Medicamentos que causam confusão mental em idosos
Seu pai ficou confuso logo depois de iniciar um novo remédio? Pode ser o medicamento — não demência. Esse erro de diagnóstico é mais comum do que parece e tem consequências sérias quando não é corrigido a tempo.

Se a confusão for intensa e de início súbito:
Confusão aguda grave, alucinações, agitação extrema ou rebaixamento de consciência são emergências. Ligue imediatamente para o SAMU: 192 ou leve ao pronto-socorro. Não espere a próxima consulta.
Imagine a cena: seu pai estava bem, lúcido, como sempre. Então o médico receitou um novo remédio — para pressão, para dormir, para dor — e três dias depois ele está confuso, desorientado, não sabe onde está, vê coisas que não existem.
A família fica desesperada, pensa no pior: "começou o Alzheimer". Mas na maioria das vezes, em casos com esse padrão — confusão súbita em relação temporal clara com um medicamento — o culpado é o remédio.
Isso se chama delirium medicamentoso — e é uma das causas mais comuns e subdiagnosticadas de confusão em idosos. A boa notícia: pode ser reversível. A má notícia: exige ação rápida, porque quanto mais dura o delirium, maior o risco de sequelas cognitivas.

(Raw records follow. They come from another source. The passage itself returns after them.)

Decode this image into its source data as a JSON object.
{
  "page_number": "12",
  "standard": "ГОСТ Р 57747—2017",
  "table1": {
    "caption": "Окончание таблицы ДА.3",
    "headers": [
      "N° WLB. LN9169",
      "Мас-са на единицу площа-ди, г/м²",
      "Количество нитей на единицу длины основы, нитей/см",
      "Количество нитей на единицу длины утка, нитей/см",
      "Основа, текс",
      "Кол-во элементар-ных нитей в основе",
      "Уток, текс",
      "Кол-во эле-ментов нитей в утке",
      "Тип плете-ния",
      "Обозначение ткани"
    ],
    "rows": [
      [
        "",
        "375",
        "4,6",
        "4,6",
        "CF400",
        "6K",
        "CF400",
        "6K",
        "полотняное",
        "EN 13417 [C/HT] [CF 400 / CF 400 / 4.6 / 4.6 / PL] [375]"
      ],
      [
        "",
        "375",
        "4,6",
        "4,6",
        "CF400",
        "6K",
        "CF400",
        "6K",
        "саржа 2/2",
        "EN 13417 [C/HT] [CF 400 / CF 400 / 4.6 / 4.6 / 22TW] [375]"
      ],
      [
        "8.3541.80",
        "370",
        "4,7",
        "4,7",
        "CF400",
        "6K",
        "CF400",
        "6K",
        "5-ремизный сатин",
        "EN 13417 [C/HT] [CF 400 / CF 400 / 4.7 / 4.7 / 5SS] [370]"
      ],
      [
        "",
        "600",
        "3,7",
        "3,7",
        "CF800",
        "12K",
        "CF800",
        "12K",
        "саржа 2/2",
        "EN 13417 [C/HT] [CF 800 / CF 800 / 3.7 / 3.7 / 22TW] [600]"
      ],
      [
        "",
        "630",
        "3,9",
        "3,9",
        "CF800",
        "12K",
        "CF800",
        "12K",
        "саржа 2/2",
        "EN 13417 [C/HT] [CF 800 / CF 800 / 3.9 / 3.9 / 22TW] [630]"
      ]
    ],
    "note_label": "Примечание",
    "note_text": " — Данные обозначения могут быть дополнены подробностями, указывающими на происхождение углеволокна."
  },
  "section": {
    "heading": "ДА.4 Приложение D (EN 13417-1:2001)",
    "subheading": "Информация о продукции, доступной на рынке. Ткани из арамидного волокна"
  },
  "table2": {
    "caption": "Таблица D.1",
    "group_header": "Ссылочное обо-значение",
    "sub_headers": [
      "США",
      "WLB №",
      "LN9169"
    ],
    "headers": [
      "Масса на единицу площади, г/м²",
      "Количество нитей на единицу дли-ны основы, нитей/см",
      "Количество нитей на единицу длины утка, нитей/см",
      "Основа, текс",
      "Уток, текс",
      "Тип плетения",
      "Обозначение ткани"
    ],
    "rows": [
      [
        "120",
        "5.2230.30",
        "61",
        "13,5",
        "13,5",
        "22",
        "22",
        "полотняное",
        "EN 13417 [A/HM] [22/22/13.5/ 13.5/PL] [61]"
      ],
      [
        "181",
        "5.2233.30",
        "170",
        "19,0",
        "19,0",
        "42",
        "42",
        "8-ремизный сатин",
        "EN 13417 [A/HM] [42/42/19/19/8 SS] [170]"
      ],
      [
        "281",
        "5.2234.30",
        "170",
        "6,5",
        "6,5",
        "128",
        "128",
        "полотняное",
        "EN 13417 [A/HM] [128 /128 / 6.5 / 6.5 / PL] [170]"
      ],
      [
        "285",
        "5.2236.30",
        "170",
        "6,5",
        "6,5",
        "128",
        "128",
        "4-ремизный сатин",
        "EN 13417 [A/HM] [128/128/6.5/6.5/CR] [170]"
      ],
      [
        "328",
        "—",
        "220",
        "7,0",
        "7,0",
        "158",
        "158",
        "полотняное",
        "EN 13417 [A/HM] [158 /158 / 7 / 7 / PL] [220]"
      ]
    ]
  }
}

Neste artigo você vai encontrar a lista completa dos medicamentos que causam confusão mental em idosos, como diferenciar de demência real, e exatamente o que fazer quando isso acontece.
Por que idosos são muito mais sensíveis aos efeitos dos medicamentos
Antes de falar sobre quais remédios são problemáticos, é importante entender por que idosos reagem de forma tão diferente aos medicamentos. Não é fraqueza — é fisiologia do envelhecimento.
Metabolismo mais lento
O fígado e os rins envelhecem junto com o corpo. A velocidade com que processam e eliminam medicamentos diminui — fazendo o remédio durar mais no organismo do que o esperado e atingir concentrações mais altas no sangue.
Menos água no corpo
Idosos têm menos água corporal total. Medicamentos hidrossolúveis se concentram mais — atingindo o cérebro em doses que em adultos jovens seriam inofensivas.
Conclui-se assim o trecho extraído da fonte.